Logitech has warned that things are about to get worse before they get better after it revealed that profits had dropped by 70 per cent during the third quarter to $40m (£27.6m).
The impact of sales took its toll of the bottom line of the company. Sales were down 16 per cent on 2007 to $627m (£432.5m), with the firm saying gross margins had fallen seven per cent – and laid the blame on the doors of steep price promotions of retailers.
The vendor revealed that sales fell heaviest in the US and Europe, down 21 per cent and 19 per cent respectively. Only Asia saw growth, up eight per cent on 2007.
Such is its uncertainty about how bad the economy will get before it gets better, that the company broke with tradition and did not give financial guidance for the forthcoming year.
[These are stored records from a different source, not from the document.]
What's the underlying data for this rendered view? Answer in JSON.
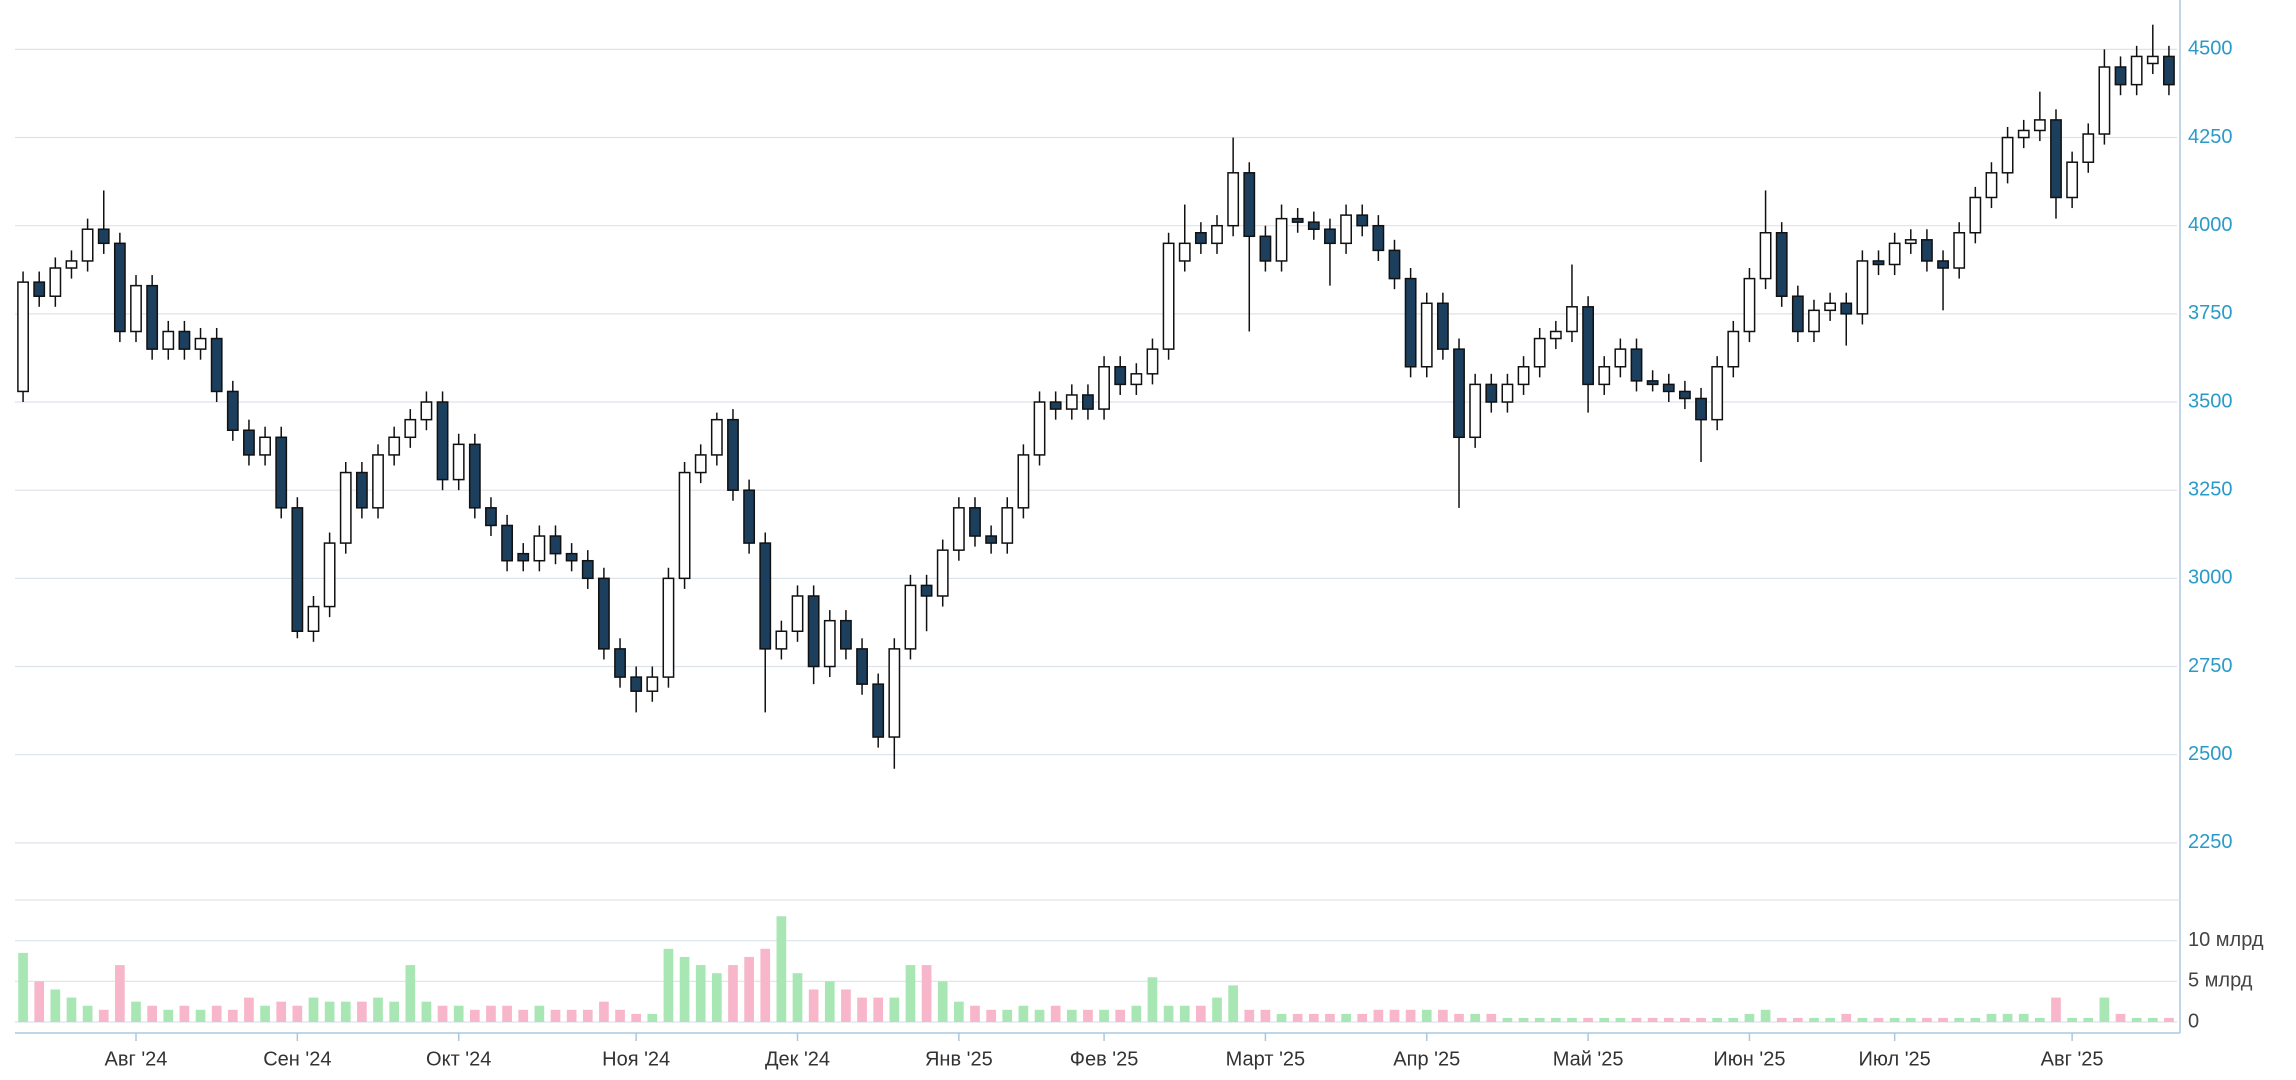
{
  "chart_data": [
    {
      "type": "candlestick",
      "categories": [
        null,
        null,
        null,
        null,
        null,
        null,
        null,
        "Авг '24",
        null,
        null,
        null,
        null,
        null,
        null,
        null,
        null,
        null,
        "Сен '24",
        null,
        null,
        null,
        null,
        null,
        null,
        null,
        null,
        null,
        "Окт '24",
        null,
        null,
        null,
        null,
        null,
        null,
        null,
        null,
        null,
        null,
        "Ноя '24",
        null,
        null,
        null,
        null,
        null,
        null,
        null,
        null,
        null,
        "Дек '24",
        null,
        null,
        null,
        null,
        null,
        null,
        null,
        null,
        null,
        "Янв '25",
        null,
        null,
        null,
        null,
        null,
        null,
        null,
        null,
        "Фев '25",
        null,
        null,
        null,
        null,
        null,
        null,
        null,
        null,
        null,
        "Март '25",
        null,
        null,
        null,
        null,
        null,
        null,
        null,
        null,
        null,
        "Апр '25",
        null,
        null,
        null,
        null,
        null,
        null,
        null,
        null,
        null,
        "Май '25",
        null,
        null,
        null,
        null,
        null,
        null,
        null,
        null,
        null,
        "Июн '25",
        null,
        null,
        null,
        null,
        null,
        null,
        null,
        null,
        "Июл '25",
        null,
        null,
        null,
        null,
        null,
        null,
        null,
        null,
        null,
        null,
        "Авг '25",
        null,
        null,
        null,
        null,
        null,
        null
      ],
      "open": [
        3530,
        3840,
        3800,
        3880,
        3900,
        3990,
        3950,
        3700,
        3830,
        3650,
        3700,
        3650,
        3680,
        3530,
        3420,
        3350,
        3400,
        3200,
        2850,
        2920,
        3100,
        3300,
        3200,
        3350,
        3400,
        3450,
        3500,
        3280,
        3380,
        3200,
        3150,
        3070,
        3050,
        3120,
        3070,
        3050,
        3000,
        2800,
        2720,
        2680,
        2720,
        3000,
        3300,
        3350,
        3450,
        3250,
        3100,
        2800,
        2850,
        2950,
        2750,
        2880,
        2800,
        2700,
        2550,
        2800,
        2980,
        2950,
        3080,
        3200,
        3120,
        3100,
        3200,
        3350,
        3500,
        3480,
        3520,
        3480,
        3600,
        3550,
        3580,
        3650,
        3900,
        3980,
        3950,
        4000,
        4150,
        3970,
        3900,
        4020,
        4010,
        3990,
        3950,
        4030,
        4000,
        3930,
        3850,
        3600,
        3780,
        3650,
        3400,
        3550,
        3500,
        3550,
        3600,
        3680,
        3700,
        3770,
        3550,
        3600,
        3650,
        3560,
        3550,
        3530,
        3510,
        3450,
        3600,
        3700,
        3850,
        3980,
        3800,
        3700,
        3760,
        3780,
        3750,
        3900,
        3890,
        3950,
        3960,
        3900,
        3880,
        3980,
        4080,
        4150,
        4250,
        4270,
        4300,
        4080,
        4180,
        4260,
        4450,
        4400,
        4460,
        4480
      ],
      "high": [
        3870,
        3870,
        3910,
        3930,
        4020,
        4100,
        3980,
        3860,
        3860,
        3730,
        3730,
        3710,
        3710,
        3560,
        3450,
        3430,
        3430,
        3230,
        2950,
        3130,
        3330,
        3330,
        3380,
        3430,
        3480,
        3530,
        3530,
        3410,
        3410,
        3230,
        3180,
        3100,
        3150,
        3150,
        3100,
        3080,
        3030,
        2830,
        2750,
        2750,
        3030,
        3330,
        3380,
        3470,
        3480,
        3280,
        3130,
        2880,
        2980,
        2980,
        2910,
        2910,
        2830,
        2730,
        2830,
        3010,
        3010,
        3110,
        3230,
        3230,
        3150,
        3230,
        3380,
        3530,
        3530,
        3550,
        3550,
        3630,
        3630,
        3610,
        3680,
        3980,
        4060,
        4010,
        4030,
        4250,
        4180,
        4000,
        4060,
        4050,
        4040,
        4020,
        4060,
        4060,
        4030,
        3960,
        3880,
        3810,
        3810,
        3680,
        3580,
        3580,
        3580,
        3630,
        3710,
        3730,
        3890,
        3800,
        3630,
        3680,
        3680,
        3590,
        3580,
        3560,
        3540,
        3630,
        3730,
        3880,
        4100,
        4010,
        3830,
        3790,
        3810,
        3810,
        3930,
        3930,
        3980,
        3990,
        3990,
        3930,
        4010,
        4110,
        4180,
        4280,
        4300,
        4380,
        4330,
        4210,
        4290,
        4500,
        4480,
        4510,
        4570,
        4510
      ],
      "low": [
        3500,
        3770,
        3770,
        3850,
        3870,
        3920,
        3670,
        3670,
        3620,
        3620,
        3620,
        3620,
        3500,
        3390,
        3320,
        3320,
        3170,
        2830,
        2820,
        2890,
        3070,
        3170,
        3170,
        3320,
        3370,
        3420,
        3250,
        3250,
        3170,
        3120,
        3020,
        3020,
        3020,
        3040,
        3020,
        2970,
        2770,
        2690,
        2620,
        2650,
        2690,
        2970,
        3270,
        3320,
        3220,
        3070,
        2620,
        2770,
        2820,
        2700,
        2720,
        2770,
        2670,
        2520,
        2460,
        2770,
        2850,
        2920,
        3050,
        3090,
        3070,
        3070,
        3170,
        3320,
        3450,
        3450,
        3450,
        3450,
        3520,
        3520,
        3550,
        3620,
        3870,
        3920,
        3920,
        3970,
        3700,
        3870,
        3870,
        3980,
        3960,
        3830,
        3920,
        3970,
        3900,
        3820,
        3570,
        3570,
        3620,
        3200,
        3370,
        3470,
        3470,
        3520,
        3570,
        3650,
        3670,
        3470,
        3520,
        3570,
        3530,
        3530,
        3500,
        3480,
        3330,
        3420,
        3570,
        3670,
        3820,
        3770,
        3670,
        3670,
        3730,
        3660,
        3720,
        3860,
        3860,
        3920,
        3870,
        3760,
        3850,
        3950,
        4050,
        4120,
        4220,
        4240,
        4020,
        4050,
        4150,
        4230,
        4370,
        4370,
        4430,
        4370
      ],
      "close": [
        3840,
        3800,
        3880,
        3900,
        3990,
        3950,
        3700,
        3830,
        3650,
        3700,
        3650,
        3680,
        3530,
        3420,
        3350,
        3400,
        3200,
        2850,
        2920,
        3100,
        3300,
        3200,
        3350,
        3400,
        3450,
        3500,
        3280,
        3380,
        3200,
        3150,
        3050,
        3050,
        3120,
        3070,
        3050,
        3000,
        2800,
        2720,
        2680,
        2720,
        3000,
        3300,
        3350,
        3450,
        3250,
        3100,
        2800,
        2850,
        2950,
        2750,
        2880,
        2800,
        2700,
        2550,
        2800,
        2980,
        2950,
        3080,
        3200,
        3120,
        3100,
        3200,
        3350,
        3500,
        3480,
        3520,
        3480,
        3600,
        3550,
        3580,
        3650,
        3950,
        3950,
        3950,
        4000,
        4150,
        3970,
        3900,
        4020,
        4010,
        3990,
        3950,
        4030,
        4000,
        3930,
        3850,
        3600,
        3780,
        3650,
        3400,
        3550,
        3500,
        3550,
        3600,
        3680,
        3700,
        3770,
        3550,
        3600,
        3650,
        3560,
        3550,
        3530,
        3510,
        3450,
        3600,
        3700,
        3850,
        3980,
        3800,
        3700,
        3760,
        3780,
        3750,
        3900,
        3890,
        3950,
        3960,
        3900,
        3880,
        3980,
        4080,
        4150,
        4250,
        4270,
        4300,
        4080,
        4180,
        4260,
        4450,
        4400,
        4480,
        4480,
        4400
      ],
      "ylim": [
        2190,
        4640
      ],
      "yticks": [
        2250,
        2500,
        2750,
        3000,
        3250,
        3500,
        3750,
        4000,
        4250,
        4500
      ],
      "grid": true,
      "up_color": "#ffffff",
      "down_color": "#1d3f5e"
    },
    {
      "type": "bar",
      "values": [
        8.5,
        5,
        4,
        3,
        2,
        1.5,
        7,
        2.5,
        2,
        1.5,
        2,
        1.5,
        2,
        1.5,
        3,
        2,
        2.5,
        2,
        3,
        2.5,
        2.5,
        2.5,
        3,
        2.5,
        7,
        2.5,
        2,
        2,
        1.5,
        2,
        2,
        1.5,
        2,
        1.5,
        1.5,
        1.5,
        2.5,
        1.5,
        1,
        1,
        9,
        8,
        7,
        6,
        7,
        8,
        9,
        13,
        6,
        4,
        5,
        4,
        3,
        3,
        3,
        7,
        7,
        5,
        2.5,
        2,
        1.5,
        1.5,
        2,
        1.5,
        2,
        1.5,
        1.5,
        1.5,
        1.5,
        2,
        5.5,
        2,
        2,
        2,
        3,
        4.5,
        1.5,
        1.5,
        1,
        1,
        1,
        1,
        1,
        1,
        1.5,
        1.5,
        1.5,
        1.5,
        1.5,
        1,
        1,
        1,
        0.5,
        0.5,
        0.5,
        0.5,
        0.5,
        0.5,
        0.5,
        0.5,
        0.5,
        0.5,
        0.5,
        0.5,
        0.5,
        0.5,
        0.5,
        1,
        1.5,
        0.5,
        0.5,
        0.5,
        0.5,
        1,
        0.5,
        0.5,
        0.5,
        0.5,
        0.5,
        0.5,
        0.5,
        0.5,
        1,
        1,
        1,
        0.5,
        3,
        0.5,
        0.5,
        3,
        1,
        0.5,
        0.5,
        0.5
      ],
      "ylim": [
        0,
        15
      ],
      "yticks": [
        0,
        {
          "value": 5,
          "label": "5 млрд"
        },
        {
          "value": 10,
          "label": "10 млрд"
        }
      ],
      "grid": true,
      "up_color": "#a8e6b4",
      "down_color": "#f7b6ca"
    }
  ]
}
"All indications point to an even weaker retail environment in the coming months," warned Logitech's chief executive Gerald Quindlen in an interview with the Financial Times. "It's such a difficult environment to make predictions. It’s too hard to forecast the March quarter, let alone the next financial year."
"Our plans assume that in Q4 we will see year-over-year declines in sales, operating income before restructuring charges and gross margin that are similar to or worse than the year over year declines we experienced in Q3," he added.
"We’re taking these steps in anticipation of an environment we think will get worse before it gets better."